Big Bills, Tiny Growth

The territory’s vital signs are not looking good

The latest population numbers were announced just as the 17th Legislature began its final sitting this Tuesday and regular MLAs launched their attack on the cabinet’s plan to boost the electrical rate subsidy to a total of $50 million.

Applied for the first time last year to pay for the diesel burned to compensate for low water in the Snare hydro-electric system, the subsidy is a key component in the government’s strategy to hold down the cost of living and stem the exodus from the Northwest Territories.

So far, the plan doesn’t seem to be working. Between July 1, 2014 and July 1, 2015, Statistics Canada reported that the territory lost 452 people as 2,626 left and only 2,174 moved in.

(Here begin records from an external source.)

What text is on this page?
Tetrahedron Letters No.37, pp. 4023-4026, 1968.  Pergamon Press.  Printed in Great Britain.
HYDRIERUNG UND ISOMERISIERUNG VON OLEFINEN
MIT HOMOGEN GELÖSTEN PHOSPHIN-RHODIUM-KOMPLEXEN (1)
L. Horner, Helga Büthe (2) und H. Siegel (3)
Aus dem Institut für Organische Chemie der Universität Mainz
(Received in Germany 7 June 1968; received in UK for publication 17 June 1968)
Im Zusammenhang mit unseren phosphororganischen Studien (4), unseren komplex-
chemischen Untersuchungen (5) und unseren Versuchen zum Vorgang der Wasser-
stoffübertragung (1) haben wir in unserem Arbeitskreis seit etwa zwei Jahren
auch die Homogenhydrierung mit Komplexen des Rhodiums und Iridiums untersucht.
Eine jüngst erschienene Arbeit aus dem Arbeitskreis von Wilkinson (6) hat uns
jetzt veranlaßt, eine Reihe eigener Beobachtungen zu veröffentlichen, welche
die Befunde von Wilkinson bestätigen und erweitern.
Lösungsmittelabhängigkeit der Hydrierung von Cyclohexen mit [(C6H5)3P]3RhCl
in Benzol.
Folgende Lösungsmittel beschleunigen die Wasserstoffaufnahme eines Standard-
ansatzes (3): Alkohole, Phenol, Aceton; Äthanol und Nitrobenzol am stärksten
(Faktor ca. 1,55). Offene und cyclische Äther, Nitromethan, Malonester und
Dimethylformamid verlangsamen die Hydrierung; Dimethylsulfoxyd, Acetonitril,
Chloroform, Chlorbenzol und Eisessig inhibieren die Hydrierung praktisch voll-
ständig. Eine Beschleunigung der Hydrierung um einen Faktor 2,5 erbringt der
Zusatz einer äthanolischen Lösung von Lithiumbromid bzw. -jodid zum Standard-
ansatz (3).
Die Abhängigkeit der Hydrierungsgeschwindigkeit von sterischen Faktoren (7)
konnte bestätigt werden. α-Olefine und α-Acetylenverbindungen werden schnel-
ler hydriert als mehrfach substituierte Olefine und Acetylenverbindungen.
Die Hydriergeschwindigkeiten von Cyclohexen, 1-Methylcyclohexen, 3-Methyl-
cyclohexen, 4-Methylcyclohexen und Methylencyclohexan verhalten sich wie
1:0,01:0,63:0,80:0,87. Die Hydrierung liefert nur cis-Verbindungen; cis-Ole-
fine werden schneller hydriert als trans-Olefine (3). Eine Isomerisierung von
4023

The territory relied on 78 international immigrants and a vigorous birth rate that outpaced deaths 687 to 205, for a gain of just 108 people – growing to 40,088, a 0.2 percent growth and the lowest increase in the North.

Yukon grew by 1.2 percent to 37,428 and Nunavut by 2.3 percent to 38,919.

Angry MLAs are threatening to reject the latest subsidy pledge because they were not consulted and learned of it through media reports. If they follow through, says Premier Bob McLeod, the subsidy will be cancelled.

With the territorial election set for November 23, McLeod is betting that MLAs will relent rather than face voters whom without the subsidy, will be looking at a whopping 24 percent jump in their electricity bills.